Entró un violinista con un cuaderno de música y, encaramándose sobre el alto pupitre, hizo de él una platea y empezó a afinar el violín como si sintiera cincuenta dolores de estómago. Entró la señora Fezziwig, toda sonrisas. Entraron las tres señoritas Fezziwig, radiantes y adorables. Entraron los seis jóvenes cuyos corazones sufrían por ellas. Entraron todos los muchachos y muchachas empleados en la casa. Entró la doncella, con su primo el panadero. Entró la cocinera, con el lechero, amigo intimo de su hermano. Entró el muchacho de al lado, de quien se sospechaba que su amo no le daba de comer lo suficiente, y que trataba de esconderse de las muchachas, menos de una a quien su ama había ya tirado de las orejas. Entraron todos uno tras otro, unos tímidos, otros atrevidos. Unos graciosos, otros incultos; unos activos, otros torpes; entraron todos, de un modo o de otro y se formaron veinte parejas, cogidas de la mano y formando un corro. La mitad se adelanta y luego retrocede; éstos se balancean cadenciosamente, aquéllos acompañan el movimiento; después todos empiezan a dar vueltas en redondo varias veces, agrupándose, estrechándose, persiguiéndose unos a otros; como la pareja de ancianos nunca está en su sitio y las parejas jóvenes se apartan rápidamente cuando les han puesto en apuros, en fin, se rompe la cadena y los bailarines se encuentran sin pareja. Después de tan hermoso resultado, el viejo Fezziwig, dando una palmada para suspender el baile, gritó: «Muy bien», y el violinista metió el ardiente rostro en una olla de cerveza, especialmente preparada para ello. Pero cuando reapareció, desdeñando el reposo, instantáneamente empezó a tocar de nuevo, aunque aun no había bailarines, como si el otro violinista hubiera sido llevado a su casa, exhausto, sobre una contraventana, y éste fuera otro músico resuelto a vencerle o a morir.

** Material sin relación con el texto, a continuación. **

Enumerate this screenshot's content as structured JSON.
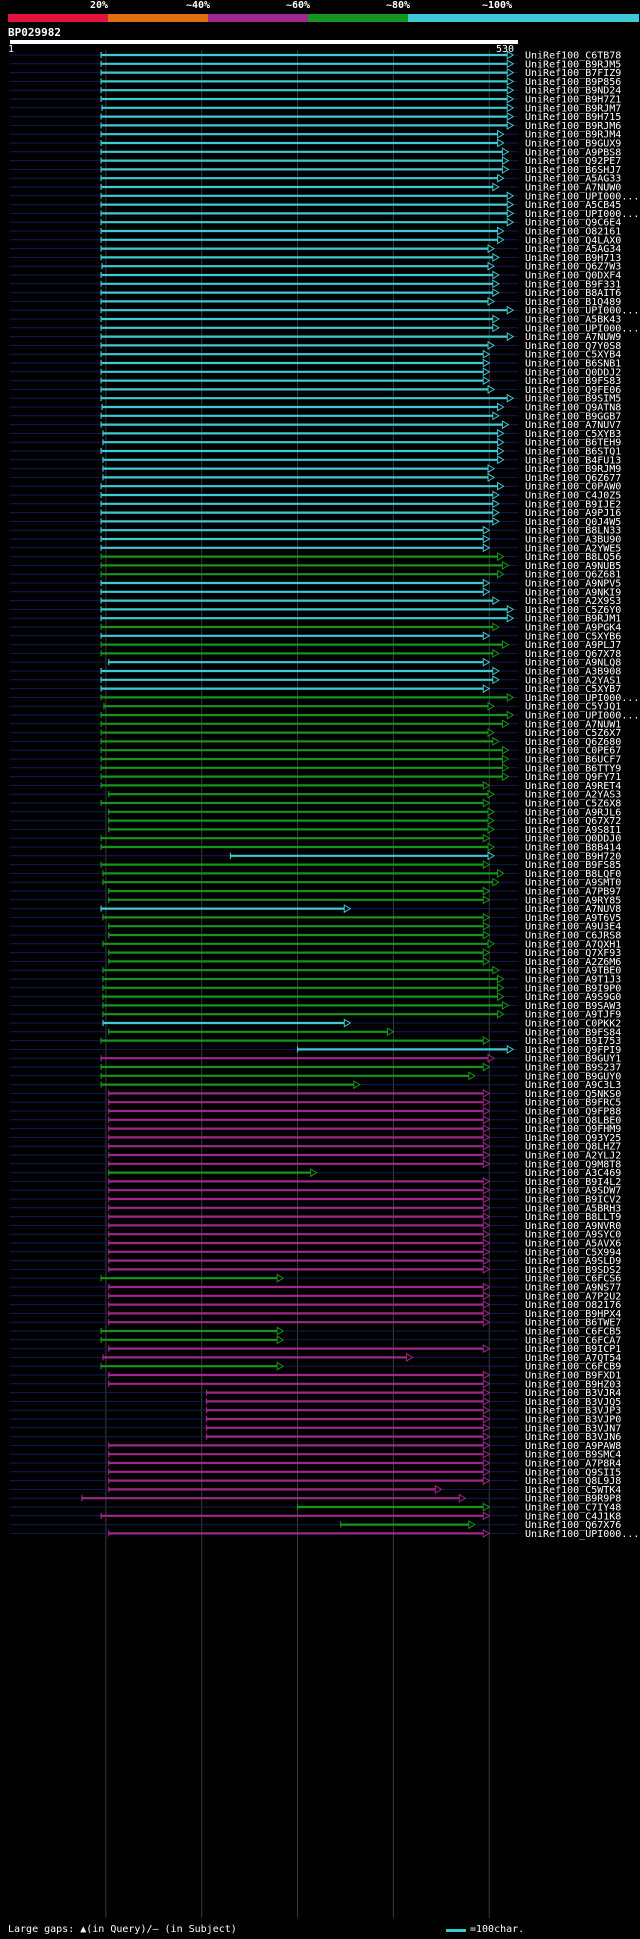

Hubo más bailes y juegos de prendas y otras danzas, dulces y un refresco a base de una bebida compuesta de vino, agua, azúcar y especias, y un gran pedazo de carne asada, fría, y un buen trozo de carne hervida fría también. Había picadillo de carne con frutas y abundancia de cerveza. Pero la gran sensación de la velada tuvo lugar después del asado y la carne hervida, cuando el violinista (un redomado tunante y consumado artista, podéis creerlo, de esa clase de hombres que saben su obligación mejor de lo que vos o yo podríamos enseñarle) atacó la romanza de «Sir Roger de Coverley». Entonces el viejo Fezziwig salió a bailar con la señora Fezziwig en calidad de parejas principales, con una pieza difícil escogida especialmente para ellos, y veintitrés o veinticuatro parejas más con las cuales no era posible andarse con chiquitas, pues eran gentes que
querían
bailar y no tenían ni idea de caminar.

Pero, aunque esas parejas escogidas hubieran tenido el doble, o cuatro veces más, edad el buen Fezziwig no se hubiera dejado dominar por ellas, y lo mismo hubiera ocurrido con la señora Fezziwig. En cuanto a ella, era el ejemplo vivo de la excelente compañera, en cualquier sentido de la palabra. Si esto no es un elogio completo, absoluto, sugeridme otro, que lo utilizaré gustoso. Una nueva ligereza pareció electrizar las pantorrillas de Fezziwig. Brillaban en cada figura del baile con fulgencias estelares. No hubierais podido predecir, en un momento dado, qué espléndida figura sucedería a la que acababan de dibujar, y cuando el bueno de Fezziwig y la señora Fezziwig hubieron bordado todos sus pasos y figuras, avanzando y retrocediendo, extendiendo las dos manos a su pareja, haciendo un saludo y una reverencia, marcando una voltereta, enhebrada de aguja y paso adelante, y volvieron a su sitio, Fezziwig remató tanto primor, con un brío tan refinado, que pareció como si sus piernas parpadearan, y se quedó firmemente quieto sin la menor vacilación.